Large Scale Empirical Risk Minimization via Truncated Adaptive Newton Method
This incremental improvement addresses computational bottlenecks in large-scale ERM for machine learning practitioners, offering a more efficient alternative to stochastic methods.
The authors tackled the computational challenge of large-scale empirical risk minimization (ERM) by proposing a truncated adaptive Newton method that reduces Hessian computation costs and uses truncated eigenvalue decomposition, achieving the statistical accuracy of the full training set in approximately two effective passes.
We consider large scale empirical risk minimization (ERM) problems, where both the problem dimension and variable size is large. In these cases, most second order methods are infeasible due to the high cost in both computing the Hessian over all samples and computing its inverse in high dimensions. In this paper, we propose a novel adaptive sample size second-order method, which reduces the cost of computing the Hessian by solving a sequence of ERM problems corresponding to a subset of samples and lowers the cost of computing the Hessian inverse using a truncated eigenvalue decomposition.
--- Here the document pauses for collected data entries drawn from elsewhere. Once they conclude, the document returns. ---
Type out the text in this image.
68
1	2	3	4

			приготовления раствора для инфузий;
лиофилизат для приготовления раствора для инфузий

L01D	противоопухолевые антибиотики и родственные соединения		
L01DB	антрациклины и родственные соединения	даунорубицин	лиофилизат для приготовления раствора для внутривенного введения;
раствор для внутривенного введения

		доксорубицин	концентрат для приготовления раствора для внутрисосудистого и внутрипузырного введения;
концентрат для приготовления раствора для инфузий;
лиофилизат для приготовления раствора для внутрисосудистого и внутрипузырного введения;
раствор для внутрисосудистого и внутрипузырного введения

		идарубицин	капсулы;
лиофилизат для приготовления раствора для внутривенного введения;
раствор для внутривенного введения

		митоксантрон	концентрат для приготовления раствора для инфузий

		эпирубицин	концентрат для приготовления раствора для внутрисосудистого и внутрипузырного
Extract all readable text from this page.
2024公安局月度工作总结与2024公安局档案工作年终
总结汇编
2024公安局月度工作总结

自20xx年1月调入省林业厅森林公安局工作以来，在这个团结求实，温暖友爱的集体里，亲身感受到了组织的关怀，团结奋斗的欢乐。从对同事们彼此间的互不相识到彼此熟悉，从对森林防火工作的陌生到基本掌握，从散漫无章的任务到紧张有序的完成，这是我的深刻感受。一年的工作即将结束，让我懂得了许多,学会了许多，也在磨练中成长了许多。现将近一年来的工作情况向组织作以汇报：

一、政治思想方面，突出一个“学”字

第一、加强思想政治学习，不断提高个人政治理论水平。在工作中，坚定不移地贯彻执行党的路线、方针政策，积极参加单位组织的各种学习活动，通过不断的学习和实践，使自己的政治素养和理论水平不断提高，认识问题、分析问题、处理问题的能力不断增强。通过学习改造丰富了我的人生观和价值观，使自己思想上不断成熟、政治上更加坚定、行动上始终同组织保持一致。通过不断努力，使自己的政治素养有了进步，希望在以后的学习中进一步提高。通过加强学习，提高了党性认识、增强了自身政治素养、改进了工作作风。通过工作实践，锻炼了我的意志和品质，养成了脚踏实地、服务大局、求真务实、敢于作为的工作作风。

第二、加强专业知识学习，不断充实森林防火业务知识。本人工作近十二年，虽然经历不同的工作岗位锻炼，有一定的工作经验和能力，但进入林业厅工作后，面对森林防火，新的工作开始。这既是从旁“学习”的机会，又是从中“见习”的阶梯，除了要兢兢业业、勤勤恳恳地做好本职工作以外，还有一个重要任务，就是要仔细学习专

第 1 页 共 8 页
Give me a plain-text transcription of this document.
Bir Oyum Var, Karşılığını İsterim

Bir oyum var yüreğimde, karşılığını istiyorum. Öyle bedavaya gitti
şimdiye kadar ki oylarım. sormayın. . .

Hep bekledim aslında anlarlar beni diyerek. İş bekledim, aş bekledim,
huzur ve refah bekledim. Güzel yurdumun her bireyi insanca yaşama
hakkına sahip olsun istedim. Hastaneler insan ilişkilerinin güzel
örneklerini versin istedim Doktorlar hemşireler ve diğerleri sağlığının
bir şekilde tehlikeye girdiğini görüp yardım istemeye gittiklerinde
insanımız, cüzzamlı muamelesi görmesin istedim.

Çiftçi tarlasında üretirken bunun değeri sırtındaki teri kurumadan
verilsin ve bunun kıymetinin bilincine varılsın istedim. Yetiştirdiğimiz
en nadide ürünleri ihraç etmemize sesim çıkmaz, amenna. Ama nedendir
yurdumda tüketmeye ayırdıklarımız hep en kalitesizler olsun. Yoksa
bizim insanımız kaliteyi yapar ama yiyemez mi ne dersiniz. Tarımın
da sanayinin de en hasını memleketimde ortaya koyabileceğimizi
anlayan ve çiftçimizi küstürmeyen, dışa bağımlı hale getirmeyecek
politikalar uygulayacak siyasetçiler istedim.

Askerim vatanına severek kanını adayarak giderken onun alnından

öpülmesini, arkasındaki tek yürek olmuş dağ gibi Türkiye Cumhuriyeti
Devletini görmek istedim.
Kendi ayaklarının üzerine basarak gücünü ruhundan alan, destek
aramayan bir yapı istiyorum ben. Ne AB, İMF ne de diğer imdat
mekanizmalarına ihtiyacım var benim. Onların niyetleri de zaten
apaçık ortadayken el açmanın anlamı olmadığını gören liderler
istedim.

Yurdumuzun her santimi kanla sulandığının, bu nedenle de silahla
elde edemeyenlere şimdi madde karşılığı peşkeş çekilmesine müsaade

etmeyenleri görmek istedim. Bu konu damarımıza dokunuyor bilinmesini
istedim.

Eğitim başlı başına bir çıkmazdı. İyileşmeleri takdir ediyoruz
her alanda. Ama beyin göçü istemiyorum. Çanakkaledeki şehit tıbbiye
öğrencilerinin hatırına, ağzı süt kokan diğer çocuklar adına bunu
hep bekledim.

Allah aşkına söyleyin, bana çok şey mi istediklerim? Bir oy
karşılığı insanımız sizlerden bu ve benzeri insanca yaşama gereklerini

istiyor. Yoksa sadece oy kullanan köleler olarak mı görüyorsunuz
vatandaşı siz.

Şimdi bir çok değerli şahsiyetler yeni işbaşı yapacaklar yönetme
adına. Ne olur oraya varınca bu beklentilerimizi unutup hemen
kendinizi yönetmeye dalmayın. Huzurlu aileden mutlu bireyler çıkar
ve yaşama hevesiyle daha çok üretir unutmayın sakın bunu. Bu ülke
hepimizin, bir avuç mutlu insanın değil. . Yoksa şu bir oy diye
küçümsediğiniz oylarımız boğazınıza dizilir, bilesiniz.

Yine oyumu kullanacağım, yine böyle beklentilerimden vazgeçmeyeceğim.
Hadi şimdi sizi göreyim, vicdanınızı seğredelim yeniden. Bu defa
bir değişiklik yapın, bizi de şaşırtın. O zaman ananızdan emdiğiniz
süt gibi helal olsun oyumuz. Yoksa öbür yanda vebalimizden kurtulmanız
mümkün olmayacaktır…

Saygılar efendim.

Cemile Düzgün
We show that while we geometrically increase the size of the training set at each stage, a single iteration of the truncated Newton method is sufficient to solve the new ERM within its statistical accuracy. Moreover, for a large number of samples we are allowed to double the size of the training set at each stage, and the proposed method subsequently reaches the statistical accuracy of the full training set approximately after two effective passes. In addition to this theoretical result, we show empirically on a number of well known data sets that the proposed truncated adaptive sample size algorithm outperforms stochastic alternatives for solving ERM problems.